Mature athletes going the distance
Baby boomers are putting sprightly 20-somethings to shame in gruelling endurance races.
Whether it be a mid-life crisis or lowering cholesterol, the over-50s are taking on multisports in force and, with the wisdom of age, they have the stamina to get over the finish line in good time.
Among them is 54-year-old electrician Paul Howells, who takes on the Taupo Ironman next year, when he will swim 3.8 kilometres and bike 180km before completing a 42.2km marathon.
Howells and his wife, Leigh Davidson, 52, have an active sporting social circle and even plan holidays around races, competing in the 2010 Round Raro race in Rarotonga.
It has taken Howells almost 15 years to build up to the Ironman, since his first half-marathon in Buller.
Howells said that race took three hours to run and it nearly killed him.
But now he and Davidson are fitter than most 20-year- olds.
Howells said a lot of middle-aged people took up triathlon and multisport because cross training was more forgiving on the body than pure running.
After a lifetime of hard work, they have money to spend on equipment and entering events, and empty- nesters have more spare time for training.
"It's great.
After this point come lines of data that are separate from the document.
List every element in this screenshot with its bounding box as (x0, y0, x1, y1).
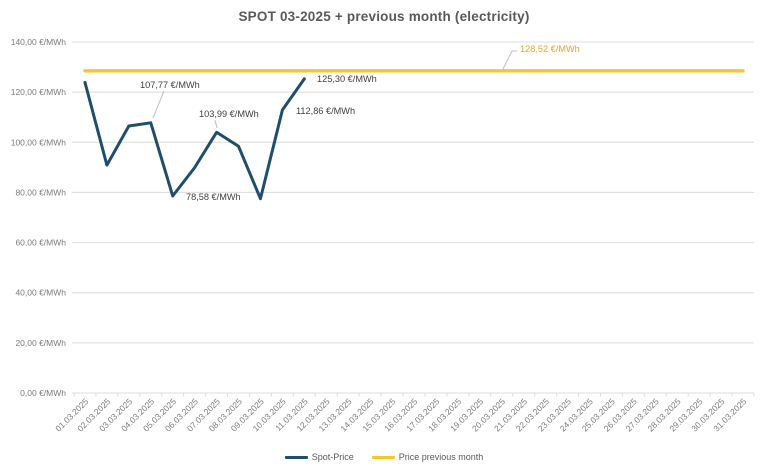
data-label: 103,99 €/MWh (199, 109, 259, 119)
y-axis-tick-label: 60,00 €/MWh (15, 238, 66, 248)
legend-item-previous-month: Price previous month (371, 452, 484, 462)
data-label-leader-line (214, 119, 218, 129)
chart-title: SPOT 03-2025 + previous month (electrici… (238, 9, 530, 24)
y-axis-tick-label: 120,00 €/MWh (11, 87, 67, 97)
y-axis-tick-label: 140,00 €/MWh (11, 37, 67, 47)
data-label: 107,77 €/MWh (140, 80, 200, 90)
y-axis-tick-label: 100,00 €/MWh (11, 137, 67, 147)
data-label-leader-line (152, 90, 165, 119)
data-label-leader-line (502, 50, 517, 70)
previous-month-line-swatch (371, 455, 395, 459)
y-axis-tick-label: 80,00 €/MWh (15, 187, 66, 197)
legend-label-previous-month: Price previous month (398, 452, 484, 462)
y-axis-tick-label: 20,00 €/MWh (15, 338, 66, 348)
y-axis-tick-label: 40,00 €/MWh (15, 288, 66, 298)
data-label: 125,30 €/MWh (317, 74, 377, 84)
data-label: 112,86 €/MWh (296, 106, 355, 116)
legend: Spot-Price Price previous month (0, 452, 768, 462)
spot-price-line (83, 77, 306, 201)
data-label: 128,52 €/MWh (520, 44, 580, 54)
legend-label-spot-price: Spot-Price (311, 452, 354, 462)
legend-item-spot-price: Spot-Price (284, 452, 354, 462)
data-label: 78,58 €/MWh (186, 192, 241, 202)
spot-price-line-swatch (284, 455, 308, 459)
y-axis-tick-label: 0,00 €/MWh (20, 388, 66, 398)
You're fitter and you have more money to spend," Howells said.
Richard Greer, managing director of Complete Performance endurance training company, said those 50-plus were "out there in numbers".
He chalks it up to that generation finally having the time and the money to pursue their goals.
"I have young children and I have not got the time to do long bike rides and runs," he said.
"You do need a lot of money to do it, from a logistics and equipment point of view."
A case in point was the Coast to Coast, which was known in endurance circles as "the mid-life crisis race", Greer said.
This year almost 20 competitors in the mammoth Coast to Coast Longest Day event, which traverses the South Island in one day, were aged over 50.
Another 35 over-50s took part in the classic two-day event.
Unlike many sports, gruelling endurance distances draw on mental dexterity and grit, which baby boomers have in droves.
"We have got the stamina," Howells said.
"Young guys might be fit, but they go fast and burn out."
Canterbury Triathlon Club president Dorothy McPhail agreed that the older generations perform well in endurance sports.
"People, as they get older, have more endurance ability," McPhail said.
As part of Howells' Ironman training the couple recently competed as a team in the half-distance at the Cairns Ironman.
Howells swam 1.9 km in 39 minutes and biked 90km in under four hours, and Davidson then ran 21.1km in 2 1/2 hours, slower than usual due to heat and injury.
The experience reminded the pair why they love triathlon, Davidson said.
"You get treated like an elite [athlete] and you get to run the same track as them. What other sport allows you to do that?"